Mi interés por aquella voz se estaba convirtiendo ya en una especie
de obsesión, buscando en las palabras de cada hombre que me hablaba
la tonalidad esperada, por supuesto sin conseguirlo. Así pues, ni
corta ni perezosa, una tarde, al salir de la facultad, me planté en
los alrededores de la emisora. Me quedé paseando por un parque que
había en frente, desde dónde podía divisar la puerta con toda
claridad, lo suficientemente cerca para poder controlar a todo aquel
que entrara o saliera, pero también lo suficientemente lejos para
que nadie se percatara de mi presencia, y al cabo de unos días,
paseo va, paseo viene, ya creí tener identificado al propietario de
la voz de mis sueños. Era un hombre de edad indefinida entre los
treinta y los cuarenta, con un cuerpo que se adivinaba perfecto bajo
su impecable indumentaria, casi siempre informal, pero elegante a la
vez. Llegaba a la emisora en un Audi A8 gris perla, lo que, a mi
manera de ver, evidenciaba un gusto exquisito y un bolsillo no exento
de dinero.
Un día me atreví a acercarme un poco más y pude distinguir
mejor su rostro. Era guapo a rabiar, con unos ojos increíblemente
negros, profundos y unas incipientes canas que comenzaban a platear
prematuramente sus sienes dándole un estilo de lo más interesante.
Estaba claro, no podía ser de otra manera, era la envoltura perfecta
para la voz profunda que me tenía enamorada. No tenía más que
hacer que pillarle hablando con alguien para confirmar mis sospechas,
aunque en realidad casi no hacía falta, pues ninguno de los hombres
que entraban o salían del edificio merecía ser poseedor de
semejantes cuerdas vocales.
Una tarde llené mi ego de una valentía que estaba muy distante de
sentir y en cuanto vi a mi hombre entrar en el edificio me acerqué
yo también. De lejos pude observar que hablaba con el portero.
Parecían charlar muy animadamente y, para mi completa satisfacción,
conforme me iba acercando mis oídos se iban deleitando con la
maravillosa voz que tanto me gustaba. No me había equivocado, había
identificado acertadamente al chico de mis sueños....¿o no? Pues
no. Para mi sorpresa, cuando por fin estuve lo suficientemente cerca,
pude comprobar que el que hablaba armoniosamente....¡era el portero!
Un hombre bajito y calvo, con una barriga cervecera más que
incipiente, los ojos de sapo, la nariz colorada y la sonrisa con unas
cuantas piezas dentales de menos, vamos, todo un dechado de belleza.

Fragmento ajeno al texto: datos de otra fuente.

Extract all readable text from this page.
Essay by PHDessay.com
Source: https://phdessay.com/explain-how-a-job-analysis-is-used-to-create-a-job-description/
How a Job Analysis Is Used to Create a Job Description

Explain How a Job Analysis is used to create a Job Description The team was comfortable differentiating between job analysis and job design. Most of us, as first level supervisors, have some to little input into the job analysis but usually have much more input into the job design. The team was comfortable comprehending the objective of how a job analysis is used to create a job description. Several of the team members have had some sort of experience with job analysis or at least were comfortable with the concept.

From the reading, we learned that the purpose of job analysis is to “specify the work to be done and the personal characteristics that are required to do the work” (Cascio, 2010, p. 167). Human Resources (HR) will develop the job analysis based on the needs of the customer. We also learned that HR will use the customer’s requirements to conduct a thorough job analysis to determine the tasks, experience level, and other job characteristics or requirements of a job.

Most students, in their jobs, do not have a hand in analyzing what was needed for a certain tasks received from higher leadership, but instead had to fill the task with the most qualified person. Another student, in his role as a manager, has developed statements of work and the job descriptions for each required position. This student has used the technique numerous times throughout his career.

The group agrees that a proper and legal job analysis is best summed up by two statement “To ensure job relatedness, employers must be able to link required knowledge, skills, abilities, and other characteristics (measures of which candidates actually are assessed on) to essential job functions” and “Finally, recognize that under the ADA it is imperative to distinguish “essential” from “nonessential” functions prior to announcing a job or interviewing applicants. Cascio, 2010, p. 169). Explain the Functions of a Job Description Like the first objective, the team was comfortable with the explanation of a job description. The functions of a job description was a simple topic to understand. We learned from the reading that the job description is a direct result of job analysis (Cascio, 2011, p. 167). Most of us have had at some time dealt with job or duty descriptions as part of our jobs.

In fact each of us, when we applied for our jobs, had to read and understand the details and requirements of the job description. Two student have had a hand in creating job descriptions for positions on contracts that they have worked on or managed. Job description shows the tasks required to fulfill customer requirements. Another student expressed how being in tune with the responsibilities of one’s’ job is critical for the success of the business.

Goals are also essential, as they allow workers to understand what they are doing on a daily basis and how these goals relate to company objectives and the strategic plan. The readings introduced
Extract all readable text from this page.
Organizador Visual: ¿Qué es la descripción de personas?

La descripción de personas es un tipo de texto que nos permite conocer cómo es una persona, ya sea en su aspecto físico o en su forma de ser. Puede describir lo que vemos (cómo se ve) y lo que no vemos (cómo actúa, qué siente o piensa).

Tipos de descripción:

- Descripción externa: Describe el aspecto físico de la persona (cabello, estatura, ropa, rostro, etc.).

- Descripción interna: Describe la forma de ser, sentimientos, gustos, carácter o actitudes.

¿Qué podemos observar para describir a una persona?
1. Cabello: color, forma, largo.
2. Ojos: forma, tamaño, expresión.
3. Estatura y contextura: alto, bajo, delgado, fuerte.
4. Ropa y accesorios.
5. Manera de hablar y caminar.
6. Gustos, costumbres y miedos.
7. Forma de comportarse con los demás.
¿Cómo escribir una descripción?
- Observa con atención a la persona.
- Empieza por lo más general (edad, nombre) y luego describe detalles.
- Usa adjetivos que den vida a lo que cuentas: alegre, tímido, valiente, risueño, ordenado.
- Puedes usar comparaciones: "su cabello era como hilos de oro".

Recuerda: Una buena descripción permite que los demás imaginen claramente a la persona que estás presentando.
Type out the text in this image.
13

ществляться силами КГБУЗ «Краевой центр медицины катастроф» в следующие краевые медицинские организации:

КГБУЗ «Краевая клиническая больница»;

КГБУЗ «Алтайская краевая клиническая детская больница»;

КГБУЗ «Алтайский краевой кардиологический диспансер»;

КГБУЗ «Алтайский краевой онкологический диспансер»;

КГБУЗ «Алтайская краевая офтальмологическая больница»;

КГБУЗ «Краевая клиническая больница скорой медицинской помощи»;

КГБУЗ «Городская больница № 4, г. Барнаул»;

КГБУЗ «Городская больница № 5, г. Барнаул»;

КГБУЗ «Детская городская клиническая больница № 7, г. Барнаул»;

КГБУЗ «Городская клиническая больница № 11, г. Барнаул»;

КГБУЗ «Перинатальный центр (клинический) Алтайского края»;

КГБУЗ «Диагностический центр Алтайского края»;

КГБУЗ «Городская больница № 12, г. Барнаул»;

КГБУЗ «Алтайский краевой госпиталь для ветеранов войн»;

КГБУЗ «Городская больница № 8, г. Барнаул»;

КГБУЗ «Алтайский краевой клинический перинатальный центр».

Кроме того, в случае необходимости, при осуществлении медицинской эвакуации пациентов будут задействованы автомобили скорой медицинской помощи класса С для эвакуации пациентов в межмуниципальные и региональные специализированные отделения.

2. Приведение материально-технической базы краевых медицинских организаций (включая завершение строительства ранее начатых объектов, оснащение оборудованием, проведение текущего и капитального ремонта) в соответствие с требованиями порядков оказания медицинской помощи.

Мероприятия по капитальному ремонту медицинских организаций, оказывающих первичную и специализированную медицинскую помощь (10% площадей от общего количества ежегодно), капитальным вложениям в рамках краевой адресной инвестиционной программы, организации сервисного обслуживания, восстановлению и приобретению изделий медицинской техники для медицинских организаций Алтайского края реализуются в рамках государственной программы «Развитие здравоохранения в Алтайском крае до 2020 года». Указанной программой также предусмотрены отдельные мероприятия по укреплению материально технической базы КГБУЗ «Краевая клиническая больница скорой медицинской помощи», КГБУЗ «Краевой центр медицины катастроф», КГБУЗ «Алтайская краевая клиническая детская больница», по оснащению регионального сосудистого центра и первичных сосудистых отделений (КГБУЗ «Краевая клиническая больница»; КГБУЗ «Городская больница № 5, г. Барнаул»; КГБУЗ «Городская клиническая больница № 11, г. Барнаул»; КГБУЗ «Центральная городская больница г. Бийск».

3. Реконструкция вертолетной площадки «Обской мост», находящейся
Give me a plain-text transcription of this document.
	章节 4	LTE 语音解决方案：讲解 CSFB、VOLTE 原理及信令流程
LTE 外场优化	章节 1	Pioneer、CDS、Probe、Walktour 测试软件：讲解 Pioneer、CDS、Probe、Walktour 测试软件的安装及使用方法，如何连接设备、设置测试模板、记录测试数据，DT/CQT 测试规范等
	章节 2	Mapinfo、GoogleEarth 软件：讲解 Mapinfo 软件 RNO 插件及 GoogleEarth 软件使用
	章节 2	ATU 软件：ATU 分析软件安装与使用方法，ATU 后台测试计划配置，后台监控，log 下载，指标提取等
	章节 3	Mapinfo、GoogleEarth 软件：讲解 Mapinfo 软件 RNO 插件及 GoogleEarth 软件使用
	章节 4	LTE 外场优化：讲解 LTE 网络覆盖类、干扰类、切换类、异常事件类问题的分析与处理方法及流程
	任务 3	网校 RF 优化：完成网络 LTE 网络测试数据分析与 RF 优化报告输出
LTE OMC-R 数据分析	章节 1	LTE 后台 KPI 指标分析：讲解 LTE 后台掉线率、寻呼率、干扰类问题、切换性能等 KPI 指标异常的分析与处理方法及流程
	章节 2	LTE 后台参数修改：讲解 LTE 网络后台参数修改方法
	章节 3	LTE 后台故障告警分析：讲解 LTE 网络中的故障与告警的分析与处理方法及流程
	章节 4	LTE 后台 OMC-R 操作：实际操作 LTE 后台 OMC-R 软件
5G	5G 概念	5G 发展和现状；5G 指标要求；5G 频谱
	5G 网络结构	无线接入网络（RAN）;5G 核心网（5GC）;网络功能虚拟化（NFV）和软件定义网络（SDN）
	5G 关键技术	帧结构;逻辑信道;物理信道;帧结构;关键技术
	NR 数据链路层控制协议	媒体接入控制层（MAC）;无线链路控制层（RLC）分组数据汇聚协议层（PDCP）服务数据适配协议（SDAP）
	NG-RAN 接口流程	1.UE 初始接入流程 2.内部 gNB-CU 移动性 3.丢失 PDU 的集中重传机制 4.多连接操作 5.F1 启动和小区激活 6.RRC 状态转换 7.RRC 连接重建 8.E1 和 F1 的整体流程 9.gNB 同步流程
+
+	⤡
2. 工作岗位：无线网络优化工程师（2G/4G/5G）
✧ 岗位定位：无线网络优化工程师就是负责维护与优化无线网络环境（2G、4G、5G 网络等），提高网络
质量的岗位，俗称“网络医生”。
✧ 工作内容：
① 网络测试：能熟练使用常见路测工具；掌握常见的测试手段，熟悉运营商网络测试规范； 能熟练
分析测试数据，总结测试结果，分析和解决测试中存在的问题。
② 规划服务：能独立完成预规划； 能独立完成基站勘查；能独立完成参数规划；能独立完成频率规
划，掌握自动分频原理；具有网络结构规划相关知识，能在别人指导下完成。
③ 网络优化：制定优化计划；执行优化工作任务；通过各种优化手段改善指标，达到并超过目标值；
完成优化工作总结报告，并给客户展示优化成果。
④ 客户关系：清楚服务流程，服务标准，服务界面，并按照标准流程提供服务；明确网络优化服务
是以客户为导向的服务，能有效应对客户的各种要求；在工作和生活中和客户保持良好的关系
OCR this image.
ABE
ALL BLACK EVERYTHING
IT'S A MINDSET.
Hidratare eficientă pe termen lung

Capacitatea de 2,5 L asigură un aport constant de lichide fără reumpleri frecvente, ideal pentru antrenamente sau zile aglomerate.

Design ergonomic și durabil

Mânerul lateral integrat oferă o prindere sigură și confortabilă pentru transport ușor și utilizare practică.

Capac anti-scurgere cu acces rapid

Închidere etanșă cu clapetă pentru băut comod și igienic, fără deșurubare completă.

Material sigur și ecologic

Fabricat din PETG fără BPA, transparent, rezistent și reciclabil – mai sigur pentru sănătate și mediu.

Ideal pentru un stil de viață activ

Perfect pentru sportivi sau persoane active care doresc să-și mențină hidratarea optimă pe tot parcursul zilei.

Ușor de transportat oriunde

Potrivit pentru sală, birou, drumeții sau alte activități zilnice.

Y mi muchachito guapo....tenía voz aflautada y hasta parecía un
poco tartamudo. La conversación que por casualidad les escuché fue
de lo más concluyente. El guapo le daba las gracias al feo por poner
su voz en el programa.
-Yo escribiendo guiones me defiendo, pero ante el micrófono no me
puedo poner. Te estoy muy agradecido Policarpo, el programa está
teniendo un gran éxito. Antes de irte pásate por mi despacho a
cobrar.
Tal fue el asombro que produjo en mí el reciente descubrimiento,
el cual, evidentemente, echó por tierra mis sueños y
elucubraciones, que me quedé mirando a los dos hombres como una
idiota, sin saber si echarme a llorar o a reír, hasta que el
guapísimo se dio la vuelta para seguir su camino y chocó con la
estatua de piedra en la que me había convertido consiguiendo tirarme
al suelo. Visiblemente azorado me ayudó a levantarme murmurando mil
disculpas y, para compensarme por su torpeza, se empeñó en
invitarme a un café. Por supuesto acepté, y con ese inocente café
la absurda historia que me había montado yo misma se terminó.
Policarpo el portero se quedó con su maravillosa voz y yo....yo me
quedé con una realidad mucho más agradable.